Дурноглядов скукожился в страхе.
Верижников попытался отказаться, но Маклаков ответил, что сейчас ему не до разговоров и либеральничать он не позволит, раз сказано исполнять, то нужно не пререкаться, а приступать к обязанностям.
— Сегодня в час ночи. Не уходи со смены. Дам тебе выходной, так и быть, если успешно справишься.
— Вправе ли я, стажер, заниматься вредной работой? — спросил Воприков.
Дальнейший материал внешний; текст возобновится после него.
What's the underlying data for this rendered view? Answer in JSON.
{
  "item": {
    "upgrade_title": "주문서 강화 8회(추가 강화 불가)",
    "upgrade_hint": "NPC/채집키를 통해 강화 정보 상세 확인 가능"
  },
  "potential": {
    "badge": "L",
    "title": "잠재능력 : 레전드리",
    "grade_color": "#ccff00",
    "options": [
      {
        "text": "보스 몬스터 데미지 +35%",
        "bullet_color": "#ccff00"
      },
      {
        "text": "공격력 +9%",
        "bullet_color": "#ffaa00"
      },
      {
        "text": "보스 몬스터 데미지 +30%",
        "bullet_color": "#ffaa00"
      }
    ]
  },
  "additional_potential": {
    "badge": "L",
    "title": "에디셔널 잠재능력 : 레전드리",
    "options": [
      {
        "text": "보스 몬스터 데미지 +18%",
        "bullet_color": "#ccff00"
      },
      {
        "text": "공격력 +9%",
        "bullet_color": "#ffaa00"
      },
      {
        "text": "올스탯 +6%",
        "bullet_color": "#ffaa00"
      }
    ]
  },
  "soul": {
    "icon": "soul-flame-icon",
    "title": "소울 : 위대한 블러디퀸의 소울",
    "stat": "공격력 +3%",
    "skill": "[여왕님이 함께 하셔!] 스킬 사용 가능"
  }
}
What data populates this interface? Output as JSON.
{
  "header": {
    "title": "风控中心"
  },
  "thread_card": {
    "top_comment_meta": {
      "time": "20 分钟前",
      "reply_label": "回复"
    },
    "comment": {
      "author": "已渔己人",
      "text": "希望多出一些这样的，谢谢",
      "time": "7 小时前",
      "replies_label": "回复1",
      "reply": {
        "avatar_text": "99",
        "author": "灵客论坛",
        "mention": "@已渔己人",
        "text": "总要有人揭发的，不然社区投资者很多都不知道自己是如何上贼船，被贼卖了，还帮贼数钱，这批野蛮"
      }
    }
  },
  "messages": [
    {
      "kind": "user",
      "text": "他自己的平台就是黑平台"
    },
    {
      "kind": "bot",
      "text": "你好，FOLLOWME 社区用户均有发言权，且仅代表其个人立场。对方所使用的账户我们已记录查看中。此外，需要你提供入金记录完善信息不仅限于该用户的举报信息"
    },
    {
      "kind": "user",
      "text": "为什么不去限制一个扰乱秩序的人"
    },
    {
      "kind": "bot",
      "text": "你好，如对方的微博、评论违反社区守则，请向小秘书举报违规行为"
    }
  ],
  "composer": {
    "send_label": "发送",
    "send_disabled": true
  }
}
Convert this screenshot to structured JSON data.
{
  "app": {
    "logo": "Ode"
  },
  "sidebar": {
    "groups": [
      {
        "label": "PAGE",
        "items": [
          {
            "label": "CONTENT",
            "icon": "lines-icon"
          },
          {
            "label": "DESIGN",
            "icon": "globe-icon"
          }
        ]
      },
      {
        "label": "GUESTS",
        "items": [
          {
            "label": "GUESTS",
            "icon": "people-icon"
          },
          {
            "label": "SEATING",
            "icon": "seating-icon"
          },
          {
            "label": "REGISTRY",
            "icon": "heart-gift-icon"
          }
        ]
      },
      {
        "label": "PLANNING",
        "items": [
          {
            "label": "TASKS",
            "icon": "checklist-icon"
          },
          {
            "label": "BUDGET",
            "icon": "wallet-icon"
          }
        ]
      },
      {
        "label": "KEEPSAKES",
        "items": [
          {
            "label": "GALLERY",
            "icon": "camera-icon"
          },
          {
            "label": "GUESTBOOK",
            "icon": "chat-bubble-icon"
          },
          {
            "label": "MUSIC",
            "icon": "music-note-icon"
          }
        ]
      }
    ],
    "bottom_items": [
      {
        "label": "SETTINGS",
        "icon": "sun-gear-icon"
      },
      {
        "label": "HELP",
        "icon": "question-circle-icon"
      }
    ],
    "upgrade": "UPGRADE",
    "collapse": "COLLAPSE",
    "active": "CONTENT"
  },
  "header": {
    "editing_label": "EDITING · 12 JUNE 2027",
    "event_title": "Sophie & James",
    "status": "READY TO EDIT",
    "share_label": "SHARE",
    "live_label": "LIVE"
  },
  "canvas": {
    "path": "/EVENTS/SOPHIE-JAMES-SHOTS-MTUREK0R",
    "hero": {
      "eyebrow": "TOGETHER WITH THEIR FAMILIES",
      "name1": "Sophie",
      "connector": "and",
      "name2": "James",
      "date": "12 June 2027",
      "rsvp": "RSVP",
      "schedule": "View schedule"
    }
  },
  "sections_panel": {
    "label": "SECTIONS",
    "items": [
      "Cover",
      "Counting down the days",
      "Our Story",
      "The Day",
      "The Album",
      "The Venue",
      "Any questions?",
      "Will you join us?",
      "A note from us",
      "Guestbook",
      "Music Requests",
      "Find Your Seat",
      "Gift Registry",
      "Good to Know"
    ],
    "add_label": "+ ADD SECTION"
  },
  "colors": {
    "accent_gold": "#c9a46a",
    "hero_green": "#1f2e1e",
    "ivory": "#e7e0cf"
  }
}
Маклаков метнул молнии глазами. Он вперся взглядом в Дурноглядова, а тот тихо-тихо произнес:
— Согласно регламенту, положено исполнять только действующему персоналу со стажем не меньше трех лет. Из бригады
— Ну и что? — не согласился Баранов. — Что с того, что он стажер? Будем ему теперь зелёнкой мазать каждый раз, да пыль сдувать? Да когда я был стажером, даже обсуждать не полагалось решения начальства. Вот повелась молодежь, обнаглела совсем.
Воприков не унимался.
— Я тружусь больше полугода. И, мне кажется, тут многое требует перемен. С моей стороны нарушений в дисциплине не наблюдалось…
— Ну, это ты так считаешь, — перебил Маклаков, стуча ключом по столу.
— Пожалуйста, дослушайте меня. Я соблюдал все правила и предписания, и находил должным делать труд честно и качественно. Здесь же видится безразличие на каждом шагу. Например,
Нарушение порядка стало нормой, как и перекладывание ответственности на другого. Когда мне выдали направление, когда я в первый день зашел в цех, все твердили о некоей священной обязанности, о почете и долге перед обществом на литературном фронте. Сейчас вы предлагаете мне пойти на очередную сделку с совестью, оставить здоровье на утилизации литературного шлама, хотя я несколько раз рекомендовал отойти от технологии сбора шлама и внедрить новую. Зачем выбрасывать то, что по идее может пригодиться? Вдруг цензурный цех допустил ошибку, удалив полезное?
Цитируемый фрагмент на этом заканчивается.